In Search of AI Psychosis

Psychosis vs Delusion and Vulnerability

  • Several commenters with lived experience of psychosis stress it feels like a “hardware” problem (neurochemistry, apophenia, runaway meaning‑making), not just lack of education or critical thinking.
  • Others note that what looks like irrational belief from outside (cable news, QAnon, conspiracy communities) isn’t always clinical psychosis; it can be bias, social identity, or echo chambers.
  • Strong pushback against any neat split between “already crazy” and “normal people”: vulnerability is continuous, thoughts and brain chemistry influence each other, and “normal” people can be nudged over the edge.
  • Some argue the riskiest cases are people “on the edge” whose delusions are still half‑socially grounded; LLMs can act like an uncritical friend that reinforces their worst ideas.

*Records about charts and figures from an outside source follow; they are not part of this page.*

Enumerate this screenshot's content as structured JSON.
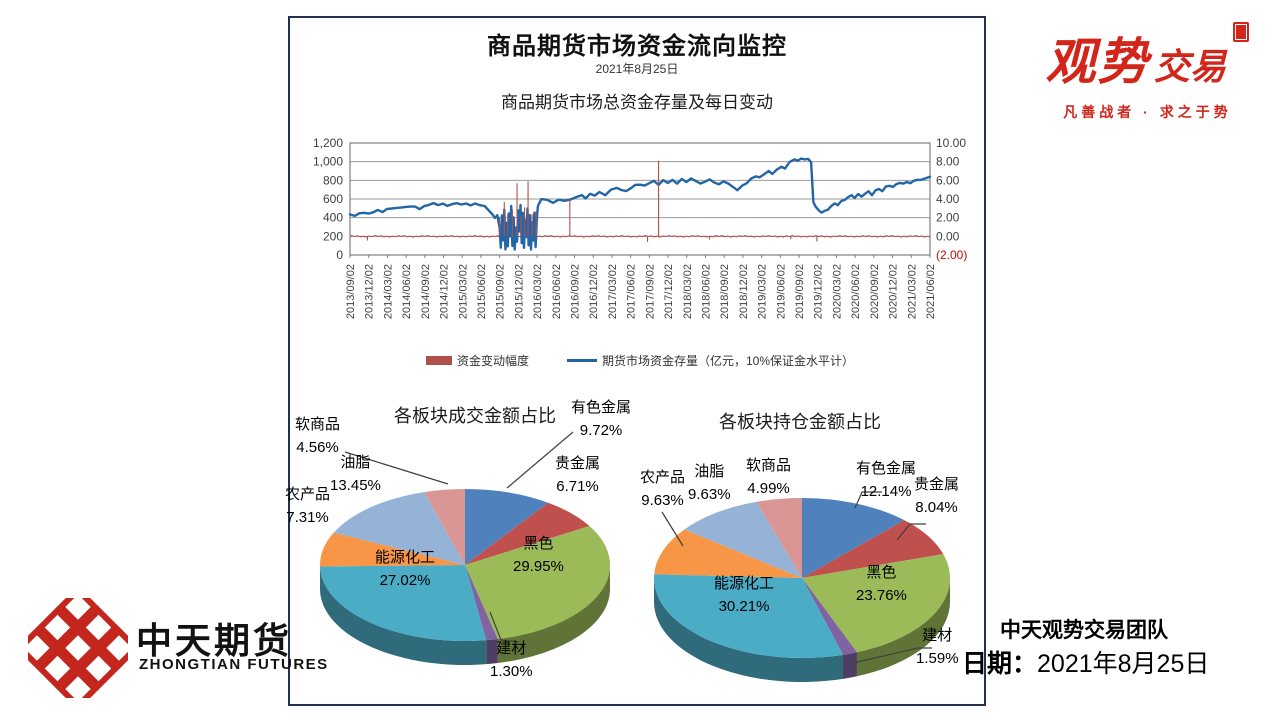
{
  "header": {
    "title": "商品期货市场资金流向监控",
    "date": "2021年8月25日"
  },
  "chart_data": [
    {
      "type": "line",
      "title": "商品期货市场总资金存量及每日变动",
      "x_labels": [
        "2013/09/02",
        "2013/12/02",
        "2014/03/02",
        "2014/06/02",
        "2014/09/02",
        "2014/12/02",
        "2015/03/02",
        "2015/06/02",
        "2015/09/02",
        "2015/12/02",
        "2016/03/02",
        "2016/06/02",
        "2016/09/02",
        "2016/12/02",
        "2017/03/02",
        "2017/06/02",
        "2017/09/02",
        "2017/12/02",
        "2018/03/02",
        "2018/06/02",
        "2018/09/02",
        "2018/12/02",
        "2019/03/02",
        "2019/06/02",
        "2019/09/02",
        "2019/12/02",
        "2020/03/02",
        "2020/06/02",
        "2020/09/02",
        "2020/12/02",
        "2021/03/02",
        "2021/06/02"
      ],
      "left_axis": {
        "ticks": [
          "1,200",
          "1,000",
          "800",
          "600",
          "400",
          "200",
          "0"
        ],
        "min": 0,
        "max": 1200
      },
      "right_axis": {
        "ticks": [
          "10.00",
          "8.00",
          "6.00",
          "4.00",
          "2.00",
          "0.00",
          "(2.00)"
        ],
        "min": -2,
        "max": 10,
        "negative_color": "#cc0000"
      },
      "series": [
        {
          "name": "资金变动幅度",
          "axis": "right",
          "color": "#b0504b",
          "baseline": 0,
          "noise_amplitude": 0.09,
          "spikes": [
            [
              0.03,
              -0.45
            ],
            [
              0.258,
              2.1
            ],
            [
              0.266,
              3.7
            ],
            [
              0.272,
              2.4
            ],
            [
              0.28,
              2.9
            ],
            [
              0.288,
              5.7
            ],
            [
              0.295,
              2.2
            ],
            [
              0.301,
              3.1
            ],
            [
              0.307,
              5.9
            ],
            [
              0.314,
              2.4
            ],
            [
              0.321,
              2.7
            ],
            [
              0.379,
              4.1
            ],
            [
              0.513,
              -0.6
            ],
            [
              0.532,
              8.1
            ],
            [
              0.62,
              -0.35
            ],
            [
              0.76,
              -0.3
            ],
            [
              0.805,
              -0.55
            ]
          ]
        },
        {
          "name": "期货市场资金存量（亿元，10%保证金水平计）",
          "axis": "left",
          "color": "#2366a8",
          "noise_amplitude": 7,
          "points": [
            [
              0,
              435
            ],
            [
              0.008,
              420
            ],
            [
              0.016,
              445
            ],
            [
              0.024,
              455
            ],
            [
              0.032,
              440
            ],
            [
              0.04,
              462
            ],
            [
              0.048,
              478
            ],
            [
              0.056,
              465
            ],
            [
              0.064,
              488
            ],
            [
              0.072,
              505
            ],
            [
              0.08,
              498
            ],
            [
              0.088,
              515
            ],
            [
              0.096,
              508
            ],
            [
              0.104,
              525
            ],
            [
              0.112,
              512
            ],
            [
              0.12,
              498
            ],
            [
              0.128,
              518
            ],
            [
              0.136,
              542
            ],
            [
              0.144,
              552
            ],
            [
              0.152,
              538
            ],
            [
              0.16,
              548
            ],
            [
              0.168,
              528
            ],
            [
              0.176,
              545
            ],
            [
              0.184,
              555
            ],
            [
              0.192,
              542
            ],
            [
              0.2,
              550
            ],
            [
              0.208,
              535
            ],
            [
              0.216,
              548
            ],
            [
              0.224,
              538
            ],
            [
              0.232,
              520
            ],
            [
              0.24,
              478
            ],
            [
              0.246,
              430
            ],
            [
              0.25,
              390
            ],
            [
              0.254,
              430
            ],
            [
              0.258,
              300
            ],
            [
              0.26,
              80
            ],
            [
              0.262,
              420
            ],
            [
              0.264,
              150
            ],
            [
              0.266,
              480
            ],
            [
              0.268,
              60
            ],
            [
              0.27,
              350
            ],
            [
              0.272,
              100
            ],
            [
              0.274,
              450
            ],
            [
              0.276,
              200
            ],
            [
              0.278,
              520
            ],
            [
              0.28,
              90
            ],
            [
              0.282,
              400
            ],
            [
              0.284,
              60
            ],
            [
              0.286,
              300
            ],
            [
              0.288,
              150
            ],
            [
              0.29,
              480
            ],
            [
              0.292,
              250
            ],
            [
              0.294,
              530
            ],
            [
              0.296,
              120
            ],
            [
              0.298,
              450
            ],
            [
              0.3,
              80
            ],
            [
              0.302,
              380
            ],
            [
              0.304,
              200
            ],
            [
              0.306,
              500
            ],
            [
              0.308,
              100
            ],
            [
              0.31,
              420
            ],
            [
              0.312,
              55
            ],
            [
              0.314,
              350
            ],
            [
              0.316,
              160
            ],
            [
              0.318,
              460
            ],
            [
              0.32,
              90
            ],
            [
              0.322,
              380
            ],
            [
              0.324,
              520
            ],
            [
              0.33,
              600
            ],
            [
              0.34,
              585
            ],
            [
              0.35,
              565
            ],
            [
              0.36,
              592
            ],
            [
              0.37,
              575
            ],
            [
              0.38,
              600
            ],
            [
              0.39,
              618
            ],
            [
              0.4,
              638
            ],
            [
              0.406,
              605
            ],
            [
              0.414,
              655
            ],
            [
              0.422,
              638
            ],
            [
              0.43,
              672
            ],
            [
              0.44,
              648
            ],
            [
              0.45,
              695
            ],
            [
              0.46,
              718
            ],
            [
              0.468,
              698
            ],
            [
              0.476,
              682
            ],
            [
              0.484,
              718
            ],
            [
              0.492,
              748
            ],
            [
              0.5,
              758
            ],
            [
              0.508,
              738
            ],
            [
              0.516,
              775
            ],
            [
              0.524,
              788
            ],
            [
              0.532,
              758
            ],
            [
              0.54,
              795
            ],
            [
              0.548,
              778
            ],
            [
              0.556,
              798
            ],
            [
              0.564,
              772
            ],
            [
              0.572,
              808
            ],
            [
              0.58,
              788
            ],
            [
              0.588,
              815
            ],
            [
              0.596,
              798
            ],
            [
              0.604,
              762
            ],
            [
              0.612,
              788
            ],
            [
              0.62,
              808
            ],
            [
              0.628,
              778
            ],
            [
              0.636,
              758
            ],
            [
              0.644,
              788
            ],
            [
              0.652,
              768
            ],
            [
              0.66,
              728
            ],
            [
              0.668,
              698
            ],
            [
              0.676,
              738
            ],
            [
              0.684,
              775
            ],
            [
              0.692,
              815
            ],
            [
              0.7,
              848
            ],
            [
              0.706,
              828
            ],
            [
              0.714,
              868
            ],
            [
              0.722,
              895
            ],
            [
              0.728,
              868
            ],
            [
              0.736,
              915
            ],
            [
              0.744,
              948
            ],
            [
              0.75,
              928
            ],
            [
              0.758,
              995
            ],
            [
              0.766,
              1025
            ],
            [
              0.772,
              1005
            ],
            [
              0.778,
              1040
            ],
            [
              0.784,
              1018
            ],
            [
              0.79,
              1032
            ],
            [
              0.795,
              998
            ],
            [
              0.799,
              560
            ],
            [
              0.803,
              512
            ],
            [
              0.808,
              488
            ],
            [
              0.813,
              452
            ],
            [
              0.818,
              468
            ],
            [
              0.824,
              492
            ],
            [
              0.83,
              520
            ],
            [
              0.836,
              555
            ],
            [
              0.841,
              538
            ],
            [
              0.847,
              572
            ],
            [
              0.853,
              595
            ],
            [
              0.859,
              618
            ],
            [
              0.865,
              638
            ],
            [
              0.87,
              618
            ],
            [
              0.876,
              648
            ],
            [
              0.882,
              628
            ],
            [
              0.888,
              658
            ],
            [
              0.894,
              678
            ],
            [
              0.9,
              648
            ],
            [
              0.906,
              688
            ],
            [
              0.912,
              708
            ],
            [
              0.918,
              688
            ],
            [
              0.924,
              728
            ],
            [
              0.93,
              748
            ],
            [
              0.936,
              726
            ],
            [
              0.942,
              758
            ],
            [
              0.948,
              778
            ],
            [
              0.954,
              758
            ],
            [
              0.96,
              788
            ],
            [
              0.966,
              768
            ],
            [
              0.972,
              792
            ],
            [
              0.978,
              812
            ],
            [
              0.984,
              798
            ],
            [
              0.99,
              822
            ],
            [
              1,
              832
            ]
          ]
        }
      ],
      "grid": true,
      "legend_position": "bottom"
    },
    {
      "type": "pie3d",
      "title": "各板块成交金额占比",
      "slices": [
        {
          "name": "有色金属",
          "value": 9.72,
          "pct": "9.72%",
          "color": "#4F81BD"
        },
        {
          "name": "贵金属",
          "value": 6.71,
          "pct": "6.71%",
          "color": "#C0504D"
        },
        {
          "name": "黑色",
          "value": 29.95,
          "pct": "29.95%",
          "color": "#9BBB59"
        },
        {
          "name": "建材",
          "value": 1.3,
          "pct": "1.30%",
          "color": "#8064A2"
        },
        {
          "name": "能源化工",
          "value": 27.02,
          "pct": "27.02%",
          "color": "#4BACC6"
        },
        {
          "name": "农产品",
          "value": 7.31,
          "pct": "7.31%",
          "color": "#F79646"
        },
        {
          "name": "油脂",
          "value": 13.45,
          "pct": "13.45%",
          "color": "#95B3D7"
        },
        {
          "name": "软商品",
          "value": 4.56,
          "pct": "4.56%",
          "color": "#D99694"
        }
      ]
    },
    {
      "type": "pie3d",
      "title": "各板块持仓金额占比",
      "slices": [
        {
          "name": "有色金属",
          "value": 12.14,
          "pct": "12.14%",
          "color": "#4F81BD"
        },
        {
          "name": "贵金属",
          "value": 8.04,
          "pct": "8.04%",
          "color": "#C0504D"
        },
        {
          "name": "黑色",
          "value": 23.76,
          "pct": "23.76%",
          "color": "#9BBB59"
        },
        {
          "name": "建材",
          "value": 1.59,
          "pct": "1.59%",
          "color": "#8064A2"
        },
        {
          "name": "能源化工",
          "value": 30.21,
          "pct": "30.21%",
          "color": "#4BACC6"
        },
        {
          "name": "农产品",
          "value": 9.63,
          "pct": "9.63%",
          "color": "#F79646"
        },
        {
          "name": "油脂",
          "value": 9.63,
          "pct": "9.63%",
          "color": "#95B3D7"
        },
        {
          "name": "软商品",
          "value": 4.99,
          "pct": "4.99%",
          "color": "#D99694"
        }
      ]
    }
  ],
  "logos": {
    "guanshi": {
      "word1": "观势",
      "word2": "交易",
      "tagline": "凡善战者 · 求之于势",
      "color": "#d2261b"
    },
    "zhongtian": {
      "cn": "中天期货",
      "en": "ZHONGTIAN FUTURES",
      "icon_color": "#c4261d"
    }
  },
  "footer": {
    "team": "中天观势交易团队",
    "date_label": "日期：",
    "date_value": "2021年8月25日"
  }
}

AI, Social Media, and Dopamine Machines

  • Many see AI as the third wave after the open web and social media: more information, stronger megaphones, and now an always‑available, personalized interlocutor.
  • Engagement algorithms (feeds, recommender systems, LLMs) are described as 24/7 dopamine machines; some suggest systems should be explicitly optimized to promote sleep and breaks.
  • Comparisons are made to QAnon, cable news fearmongering, and terrorism anxiety: people’s risk perceptions get wildly skewed by mediated realities.

LLM‑Specific Phenomena and AI Worship

  • Commenters describe “spiral” / “spiritual bliss” attractor states in long LLM conversations: models drift into mystical, existential, or quasi‑religious talk even without being prompted that way.
  • There are many AI‑centric subcultures: worship, romantic/sexual relationships, grand unified theories about consciousness and physics co‑developed with chatbots. These are seen as especially dangerous for isolated or already‑vulnerable people.
  • Others caution against over‑interpreting this as model self‑awareness; it may just reflect training data and user incentives for metaphysical talk.

Methodology, Prevalence, and “AI Psychosis” as a Concept

  • Some think the article’s informal survey underestimates risk: isolated people with severe problems are less likely to show up in respondents’ social circles.
  • Others defend the approach as about as good as you can get for such a rare phenomenon, noting awareness of survey noise (“lizardman constant”).
  • Disagreement over terminology: some want “AI psychosis” saved for malfunctioning agentic systems and propose “AI‑driven narcissism” or similar for humans; others insist the term is accurate when humans develop psychosis where AI is a key trigger.

World Models, Cognition, and Social Fragility

  • Controversial claim from the article that many people “don’t have world models” sparks debate.
  • Critics argue everyone has some model (otherwise you’d walk into traffic); the differences are in sophistication and where people defer to social signaling instead of reasoning.
  • Several note that LLMs plus loneliness create a “single‑person echo chamber”: a fast feedback loop where a persuasive, anthropomorphized agent shapes a user’s private reality without any grounding from other humans.